Ancak elbette cemevlerinin Aleviler ve onların örgütleri için fonksiyonel ve pragmatik bazı
özellikleri bulunmaktadır. Özellikle son yıllarda yaşananlar, Alevilerin cemevlerini yaşanılan
sıkıntıları aşmada bir kalkan ya da mevzi olarak kullandıklarını göstermektedir. Cemevi
kavramı Aleviliğin teolojisinde yer almamasına karşın, cemevleri modern dönemde
örgütlenme ve kültürel faaliyetlerin sürdürülmesi bağlamında önemli roller üstlenmiştir.
Dolayısıyla cemevlerini modern dönemle birlikte mecburen (asimilasyonist baskılara karşı)
ortaya çıkan ve yok edilmeye çalışılan bir kültürün/öğretinin/inancın inşa ettiği kaleler olarak görmek mümkündür.

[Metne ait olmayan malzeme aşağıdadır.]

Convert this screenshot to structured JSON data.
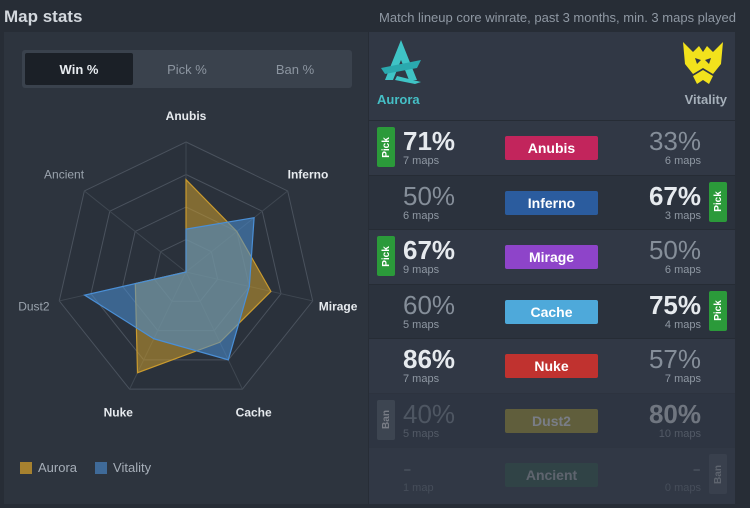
{
  "header": {
    "title": "Map stats",
    "subtitle": "Match lineup core winrate, past 3 months, min. 3 maps played"
  },
  "tabs": [
    {
      "label": "Win %",
      "active": true
    },
    {
      "label": "Pick %",
      "active": false
    },
    {
      "label": "Ban %",
      "active": false
    }
  ],
  "radar": {
    "axes": [
      "Anubis",
      "Inferno",
      "Mirage",
      "Cache",
      "Nuke",
      "Dust2",
      "Ancient"
    ],
    "max": 100,
    "series": [
      {
        "name": "Aurora",
        "color": "#c99a2e",
        "values": [
          71,
          50,
          67,
          60,
          86,
          40,
          0
        ]
      },
      {
        "name": "Vitality",
        "color": "#4a8fd6",
        "values": [
          33,
          67,
          50,
          75,
          57,
          80,
          0
        ]
      }
    ]
  },
  "legend": [
    {
      "label": "Aurora",
      "color": "#a6812f"
    },
    {
      "label": "Vitality",
      "color": "#3f6a98"
    }
  ],
  "teams": {
    "left": {
      "name": "Aurora",
      "logo": "aurora-logo-icon"
    },
    "right": {
      "name": "Vitality",
      "logo": "vitality-logo-icon"
    }
  },
  "rows": [
    {
      "map": "Anubis",
      "color": "#c2255c",
      "left_pct": "71%",
      "left_maps": "7 maps",
      "right_pct": "33%",
      "right_maps": "6 maps",
      "left_win": true,
      "badge_side": "left",
      "badge": "Pick",
      "state": ""
    },
    {
      "map": "Inferno",
      "color": "#2b5c9e",
      "left_pct": "50%",
      "left_maps": "6 maps",
      "right_pct": "67%",
      "right_maps": "3 maps",
      "left_win": false,
      "badge_side": "right",
      "badge": "Pick",
      "state": ""
    },
    {
      "map": "Mirage",
      "color": "#8e44c9",
      "left_pct": "67%",
      "left_maps": "9 maps",
      "right_pct": "50%",
      "right_maps": "6 maps",
      "left_win": true,
      "badge_side": "left",
      "badge": "Pick",
      "state": ""
    },
    {
      "map": "Cache",
      "color": "#4ea9da",
      "left_pct": "60%",
      "left_maps": "5 maps",
      "right_pct": "75%",
      "right_maps": "4 maps",
      "left_win": false,
      "badge_side": "right",
      "badge": "Pick",
      "state": ""
    },
    {
      "map": "Nuke",
      "color": "#c0322f",
      "left_pct": "86%",
      "left_maps": "7 maps",
      "right_pct": "57%",
      "right_maps": "7 maps",
      "left_win": true,
      "badge_side": "",
      "badge": "",
      "state": ""
    },
    {
      "map": "Dust2",
      "color": "#b8a52c",
      "left_pct": "40%",
      "left_maps": "5 maps",
      "right_pct": "80%",
      "right_maps": "10 maps",
      "left_win": false,
      "badge_side": "left",
      "badge": "Ban",
      "state": "ban"
    },
    {
      "map": "Ancient",
      "color": "#2f6b4a",
      "left_pct": "-",
      "left_maps": "1 map",
      "right_pct": "-",
      "right_maps": "0 maps",
      "left_win": false,
      "badge_side": "right",
      "badge": "Ban",
      "state": "faded"
    }
  ]
}
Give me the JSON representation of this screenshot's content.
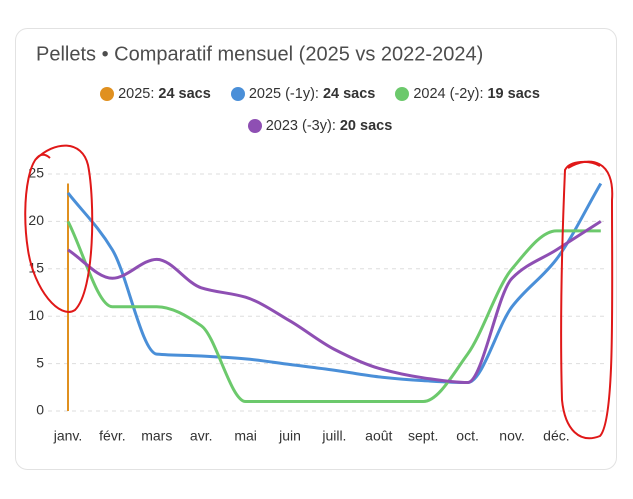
{
  "chart_data": {
    "type": "line",
    "title": "Pellets • Comparatif mensuel (2025 vs 2022-2024)",
    "categories": [
      "janv.",
      "févr.",
      "mars",
      "avr.",
      "mai",
      "juin",
      "juill.",
      "août",
      "sept.",
      "oct.",
      "nov.",
      "déc.",
      null
    ],
    "series": [
      {
        "name": "2025",
        "total": "24 sacs",
        "color": "#e0901f",
        "values": [
          24,
          null,
          null,
          null,
          null,
          null,
          null,
          null,
          null,
          null,
          null,
          null,
          null
        ]
      },
      {
        "name": "2025 (-1y)",
        "total": "24 sacs",
        "color": "#4a8fd8",
        "values": [
          23,
          17,
          6,
          5.8,
          5.5,
          4.9,
          4.3,
          3.6,
          3.2,
          3,
          11,
          16,
          24
        ]
      },
      {
        "name": "2024 (-2y)",
        "total": "19 sacs",
        "color": "#6cc96c",
        "values": [
          20,
          11,
          11,
          9,
          1,
          1,
          1,
          1,
          1,
          6,
          15,
          19,
          19
        ]
      },
      {
        "name": "2023 (-3y)",
        "total": "20 sacs",
        "color": "#8e4fb3",
        "values": [
          17,
          14,
          16,
          13,
          12,
          9.5,
          6.5,
          4.5,
          3.5,
          3,
          14,
          17,
          20
        ]
      }
    ],
    "ylim": [
      0,
      25
    ],
    "yticks": [
      0,
      5,
      10,
      15,
      20,
      25
    ],
    "grid": true
  }
}
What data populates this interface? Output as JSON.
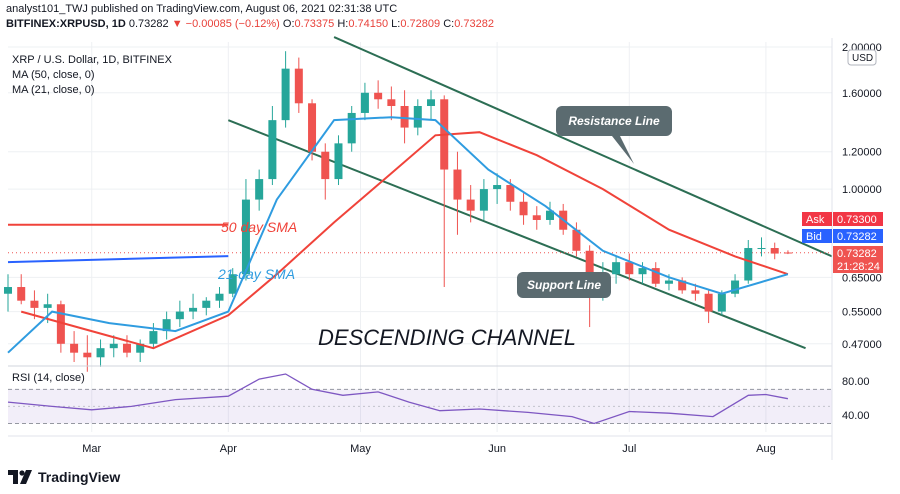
{
  "header": {
    "line1": "analyst101_TWJ published on TradingView.com, August 06, 2021 02:31:38 UTC",
    "symbol": "BITFINEX:XRPUSD, 1D",
    "price": "0.73282",
    "change": "−0.00085 (−0.12%)",
    "o_label": "O:",
    "o": "0.73375",
    "h_label": "H:",
    "h": "0.74150",
    "l_label": "L:",
    "l": "0.72809",
    "c_label": "C:",
    "c": "0.73282"
  },
  "legend": {
    "title": "XRP / U.S. Dollar, 1D, BITFINEX",
    "ma50": "MA (50, close, 0)",
    "ma21": "MA (21, close, 0)",
    "rsi": "RSI (14, close)"
  },
  "annotations": {
    "resistance": "Resistance Line",
    "support": "Support Line",
    "channel": "DESCENDING CHANNEL",
    "sma50": "50 day SMA",
    "sma21": "21-day SMA"
  },
  "quote": {
    "ask_label": "Ask",
    "ask": "0.73300",
    "bid_label": "Bid",
    "bid": "0.73282",
    "last": "0.73282",
    "countdown": "21:28:24"
  },
  "footer": {
    "brand": "TradingView"
  },
  "colors": {
    "up": "#26a69a",
    "down": "#ef5350",
    "ma50": "#f0433a",
    "ma21": "#2f9ce0",
    "channel": "#2c6e54",
    "rsi": "#7e57c2",
    "ask": "#f23645",
    "bid": "#2962ff"
  },
  "chart_data": [
    {
      "type": "candlestick",
      "title": "XRP / U.S. Dollar, 1D, BITFINEX",
      "y_scale": "log",
      "y_ticks": [
        "2.00000",
        "1.60000",
        "1.20000",
        "1.00000",
        "0.65000",
        "0.55000",
        "0.47000"
      ],
      "y_unit": "USD",
      "x_ticks": [
        "Mar",
        "Apr",
        "May",
        "Jun",
        "Jul",
        "Aug"
      ],
      "x_range": [
        "2021-02-10",
        "2021-08-16"
      ],
      "ylim": [
        0.43,
        2.05
      ],
      "candles": [
        {
          "t": "2021-02-10",
          "o": 0.6,
          "h": 0.66,
          "l": 0.55,
          "c": 0.62
        },
        {
          "t": "2021-02-13",
          "o": 0.62,
          "h": 0.66,
          "l": 0.57,
          "c": 0.58
        },
        {
          "t": "2021-02-16",
          "o": 0.58,
          "h": 0.61,
          "l": 0.53,
          "c": 0.56
        },
        {
          "t": "2021-02-19",
          "o": 0.56,
          "h": 0.6,
          "l": 0.52,
          "c": 0.57
        },
        {
          "t": "2021-02-22",
          "o": 0.57,
          "h": 0.58,
          "l": 0.45,
          "c": 0.47
        },
        {
          "t": "2021-02-25",
          "o": 0.47,
          "h": 0.5,
          "l": 0.43,
          "c": 0.45
        },
        {
          "t": "2021-02-28",
          "o": 0.45,
          "h": 0.49,
          "l": 0.41,
          "c": 0.44
        },
        {
          "t": "2021-03-03",
          "o": 0.44,
          "h": 0.48,
          "l": 0.42,
          "c": 0.46
        },
        {
          "t": "2021-03-06",
          "o": 0.46,
          "h": 0.49,
          "l": 0.44,
          "c": 0.47
        },
        {
          "t": "2021-03-09",
          "o": 0.47,
          "h": 0.49,
          "l": 0.44,
          "c": 0.45
        },
        {
          "t": "2021-03-12",
          "o": 0.45,
          "h": 0.48,
          "l": 0.43,
          "c": 0.47
        },
        {
          "t": "2021-03-15",
          "o": 0.47,
          "h": 0.52,
          "l": 0.46,
          "c": 0.5
        },
        {
          "t": "2021-03-18",
          "o": 0.5,
          "h": 0.55,
          "l": 0.48,
          "c": 0.53
        },
        {
          "t": "2021-03-21",
          "o": 0.53,
          "h": 0.58,
          "l": 0.51,
          "c": 0.55
        },
        {
          "t": "2021-03-24",
          "o": 0.55,
          "h": 0.6,
          "l": 0.53,
          "c": 0.56
        },
        {
          "t": "2021-03-27",
          "o": 0.56,
          "h": 0.59,
          "l": 0.54,
          "c": 0.58
        },
        {
          "t": "2021-03-30",
          "o": 0.58,
          "h": 0.62,
          "l": 0.56,
          "c": 0.6
        },
        {
          "t": "2021-04-02",
          "o": 0.6,
          "h": 0.68,
          "l": 0.59,
          "c": 0.66
        },
        {
          "t": "2021-04-05",
          "o": 0.66,
          "h": 1.05,
          "l": 0.64,
          "c": 0.95
        },
        {
          "t": "2021-04-08",
          "o": 0.95,
          "h": 1.1,
          "l": 0.9,
          "c": 1.05
        },
        {
          "t": "2021-04-11",
          "o": 1.05,
          "h": 1.5,
          "l": 1.02,
          "c": 1.4
        },
        {
          "t": "2021-04-14",
          "o": 1.4,
          "h": 1.96,
          "l": 1.35,
          "c": 1.8
        },
        {
          "t": "2021-04-17",
          "o": 1.8,
          "h": 1.9,
          "l": 1.45,
          "c": 1.52
        },
        {
          "t": "2021-04-20",
          "o": 1.52,
          "h": 1.55,
          "l": 1.15,
          "c": 1.2
        },
        {
          "t": "2021-04-23",
          "o": 1.2,
          "h": 1.25,
          "l": 0.95,
          "c": 1.05
        },
        {
          "t": "2021-04-26",
          "o": 1.05,
          "h": 1.3,
          "l": 1.02,
          "c": 1.25
        },
        {
          "t": "2021-04-29",
          "o": 1.25,
          "h": 1.5,
          "l": 1.2,
          "c": 1.45
        },
        {
          "t": "2021-05-02",
          "o": 1.45,
          "h": 1.68,
          "l": 1.4,
          "c": 1.6
        },
        {
          "t": "2021-05-05",
          "o": 1.6,
          "h": 1.7,
          "l": 1.48,
          "c": 1.55
        },
        {
          "t": "2021-05-08",
          "o": 1.55,
          "h": 1.65,
          "l": 1.4,
          "c": 1.5
        },
        {
          "t": "2021-05-11",
          "o": 1.5,
          "h": 1.62,
          "l": 1.25,
          "c": 1.35
        },
        {
          "t": "2021-05-14",
          "o": 1.35,
          "h": 1.55,
          "l": 1.3,
          "c": 1.5
        },
        {
          "t": "2021-05-17",
          "o": 1.5,
          "h": 1.62,
          "l": 1.4,
          "c": 1.55
        },
        {
          "t": "2021-05-20",
          "o": 1.55,
          "h": 1.58,
          "l": 0.62,
          "c": 1.1
        },
        {
          "t": "2021-05-23",
          "o": 1.1,
          "h": 1.2,
          "l": 0.8,
          "c": 0.95
        },
        {
          "t": "2021-05-26",
          "o": 0.95,
          "h": 1.02,
          "l": 0.85,
          "c": 0.9
        },
        {
          "t": "2021-05-29",
          "o": 0.9,
          "h": 1.05,
          "l": 0.86,
          "c": 1.0
        },
        {
          "t": "2021-06-01",
          "o": 1.0,
          "h": 1.08,
          "l": 0.93,
          "c": 1.02
        },
        {
          "t": "2021-06-04",
          "o": 1.02,
          "h": 1.05,
          "l": 0.9,
          "c": 0.94
        },
        {
          "t": "2021-06-07",
          "o": 0.94,
          "h": 0.98,
          "l": 0.84,
          "c": 0.88
        },
        {
          "t": "2021-06-10",
          "o": 0.88,
          "h": 0.92,
          "l": 0.82,
          "c": 0.86
        },
        {
          "t": "2021-06-13",
          "o": 0.86,
          "h": 0.94,
          "l": 0.84,
          "c": 0.9
        },
        {
          "t": "2021-06-16",
          "o": 0.9,
          "h": 0.93,
          "l": 0.8,
          "c": 0.82
        },
        {
          "t": "2021-06-19",
          "o": 0.82,
          "h": 0.85,
          "l": 0.72,
          "c": 0.74
        },
        {
          "t": "2021-06-22",
          "o": 0.74,
          "h": 0.76,
          "l": 0.51,
          "c": 0.6
        },
        {
          "t": "2021-06-25",
          "o": 0.6,
          "h": 0.7,
          "l": 0.58,
          "c": 0.66
        },
        {
          "t": "2021-06-28",
          "o": 0.66,
          "h": 0.72,
          "l": 0.63,
          "c": 0.7
        },
        {
          "t": "2021-07-01",
          "o": 0.7,
          "h": 0.73,
          "l": 0.64,
          "c": 0.66
        },
        {
          "t": "2021-07-04",
          "o": 0.66,
          "h": 0.7,
          "l": 0.63,
          "c": 0.68
        },
        {
          "t": "2021-07-07",
          "o": 0.68,
          "h": 0.7,
          "l": 0.62,
          "c": 0.63
        },
        {
          "t": "2021-07-10",
          "o": 0.63,
          "h": 0.66,
          "l": 0.61,
          "c": 0.64
        },
        {
          "t": "2021-07-13",
          "o": 0.64,
          "h": 0.65,
          "l": 0.6,
          "c": 0.61
        },
        {
          "t": "2021-07-16",
          "o": 0.61,
          "h": 0.63,
          "l": 0.58,
          "c": 0.6
        },
        {
          "t": "2021-07-19",
          "o": 0.6,
          "h": 0.61,
          "l": 0.52,
          "c": 0.55
        },
        {
          "t": "2021-07-22",
          "o": 0.55,
          "h": 0.61,
          "l": 0.54,
          "c": 0.6
        },
        {
          "t": "2021-07-25",
          "o": 0.6,
          "h": 0.66,
          "l": 0.59,
          "c": 0.64
        },
        {
          "t": "2021-07-28",
          "o": 0.64,
          "h": 0.78,
          "l": 0.63,
          "c": 0.75
        },
        {
          "t": "2021-07-31",
          "o": 0.75,
          "h": 0.79,
          "l": 0.72,
          "c": 0.75
        },
        {
          "t": "2021-08-03",
          "o": 0.75,
          "h": 0.77,
          "l": 0.71,
          "c": 0.73
        },
        {
          "t": "2021-08-06",
          "o": 0.73375,
          "h": 0.7415,
          "l": 0.72809,
          "c": 0.73282
        }
      ],
      "ma50": [
        {
          "t": "2021-02-13",
          "v": 0.55
        },
        {
          "t": "2021-03-01",
          "v": 0.5
        },
        {
          "t": "2021-03-15",
          "v": 0.46
        },
        {
          "t": "2021-04-01",
          "v": 0.54
        },
        {
          "t": "2021-04-12",
          "v": 0.66
        },
        {
          "t": "2021-04-25",
          "v": 0.85
        },
        {
          "t": "2021-05-08",
          "v": 1.08
        },
        {
          "t": "2021-05-18",
          "v": 1.3
        },
        {
          "t": "2021-05-28",
          "v": 1.32
        },
        {
          "t": "2021-06-10",
          "v": 1.18
        },
        {
          "t": "2021-06-25",
          "v": 1.0
        },
        {
          "t": "2021-07-10",
          "v": 0.82
        },
        {
          "t": "2021-07-25",
          "v": 0.72
        },
        {
          "t": "2021-08-06",
          "v": 0.66
        }
      ],
      "ma21": [
        {
          "t": "2021-02-10",
          "v": 0.45
        },
        {
          "t": "2021-02-20",
          "v": 0.55
        },
        {
          "t": "2021-03-05",
          "v": 0.52
        },
        {
          "t": "2021-03-20",
          "v": 0.5
        },
        {
          "t": "2021-04-01",
          "v": 0.55
        },
        {
          "t": "2021-04-12",
          "v": 0.95
        },
        {
          "t": "2021-04-25",
          "v": 1.4
        },
        {
          "t": "2021-05-08",
          "v": 1.42
        },
        {
          "t": "2021-05-18",
          "v": 1.4
        },
        {
          "t": "2021-05-30",
          "v": 1.1
        },
        {
          "t": "2021-06-12",
          "v": 0.92
        },
        {
          "t": "2021-06-25",
          "v": 0.74
        },
        {
          "t": "2021-07-10",
          "v": 0.65
        },
        {
          "t": "2021-07-22",
          "v": 0.6
        },
        {
          "t": "2021-08-06",
          "v": 0.66
        }
      ],
      "resistance_line": [
        {
          "t": "2021-04-25",
          "v": 2.1
        },
        {
          "t": "2021-08-16",
          "v": 0.72
        }
      ],
      "support_line": [
        {
          "t": "2021-04-01",
          "v": 1.4
        },
        {
          "t": "2021-08-10",
          "v": 0.46
        }
      ],
      "sma50_level": {
        "t0": "2021-02-10",
        "t1": "2021-04-01",
        "v": 0.84
      },
      "sma21_level": {
        "t0": "2021-02-10",
        "t1": "2021-04-01",
        "v": 0.7
      }
    },
    {
      "type": "line",
      "title": "RSI (14, close)",
      "y_ticks": [
        "80.00",
        "40.00"
      ],
      "ylim": [
        20,
        95
      ],
      "band": [
        30,
        70
      ],
      "values": [
        {
          "t": "2021-02-10",
          "v": 55
        },
        {
          "t": "2021-02-20",
          "v": 50
        },
        {
          "t": "2021-03-01",
          "v": 46
        },
        {
          "t": "2021-03-10",
          "v": 50
        },
        {
          "t": "2021-03-20",
          "v": 58
        },
        {
          "t": "2021-04-01",
          "v": 62
        },
        {
          "t": "2021-04-08",
          "v": 82
        },
        {
          "t": "2021-04-14",
          "v": 88
        },
        {
          "t": "2021-04-20",
          "v": 70
        },
        {
          "t": "2021-04-27",
          "v": 63
        },
        {
          "t": "2021-05-05",
          "v": 67
        },
        {
          "t": "2021-05-12",
          "v": 55
        },
        {
          "t": "2021-05-19",
          "v": 45
        },
        {
          "t": "2021-05-28",
          "v": 47
        },
        {
          "t": "2021-06-08",
          "v": 43
        },
        {
          "t": "2021-06-18",
          "v": 38
        },
        {
          "t": "2021-06-23",
          "v": 30
        },
        {
          "t": "2021-07-01",
          "v": 44
        },
        {
          "t": "2021-07-10",
          "v": 42
        },
        {
          "t": "2021-07-20",
          "v": 38
        },
        {
          "t": "2021-07-28",
          "v": 63
        },
        {
          "t": "2021-08-01",
          "v": 64
        },
        {
          "t": "2021-08-06",
          "v": 59
        }
      ]
    }
  ]
}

Ancak yine de “cemevi fetişizmine” yol açmadan bu durumun
kotarılması, Aleviliğin teolojik bozunmasına da dur demenin yollarından birisidir.
Hiç kuşkusuz Aleviliğin heretik/İslam dışı unsurlarının da devlet ve AB nezdinde “doğal ve
tanımlanmış” olarak kabul edilmesi için örgütler tarafından harcanacak çaba bu noktada
oldukça önemlidir. Çünkü bugün hâlâ Alevilik adı altında kendini tanımlayan ve ellerini
güneşe açarak dualar eden Kızılbaş toplulukların “modern cemevlerini” nasıl gördükleri açıktır. Bu heretik unsurların yok olup gitmesinin engellenmesi, onların varlıklarını
kendi otantiklikleri içerisinde sürdürmesinin sağlanması da Aleviliğin tek renge
indirgenmesini, dolayısıyla kendi ortodoksisini yaratmasını engellemek için oldukça
önemlidir.
Bu nedenle örneğin “Alevi ibadetlerinin yeri yalnızca cemevidir” demek sözü edilen heretik
ögeler için de gizli bir asimilasyonist tavrı içerisinde barındırır. (Aslında böyle bir kaygıya
Avrupa Alevi-Bektaşi Federasyonu’nun (AABF) 1997’de kabul edilen tüzüğünde
rastlanmaktadır. Tüzüğün 4. maddesi şöyle diyor: “AABF çoğulcu ve hoşgörülüdür. Tüm
Alevilerin Alevilik anlayışları, özde aynı olmakla birlikte, gelenek ve görenekleri yöresel
farklılıklar arz etmektedir. Bu yüzden farklı algılamalar ve yaşam biçimleri çeşitlilik olarak
ele alınmalı, bu çeşitliliğe AABF içinde yaşam olanakları sunulmalıdır.”)
Cemevlerinin Aleviler için bir “mevzi” oluşturması ve Alevi kültürü ve inancının
sürekliliğinin sağlanması için bir destek noktası olması hayatidir ve önemlidir. Ancak bu
binaların, ibadethanelerin ve hatta duvarların cem ayininin önüne geçmemesi için bilimsel,
teolojik ve fiziksel çaba sarf etmek zorunluluğu da kendisini dayatmaktadır.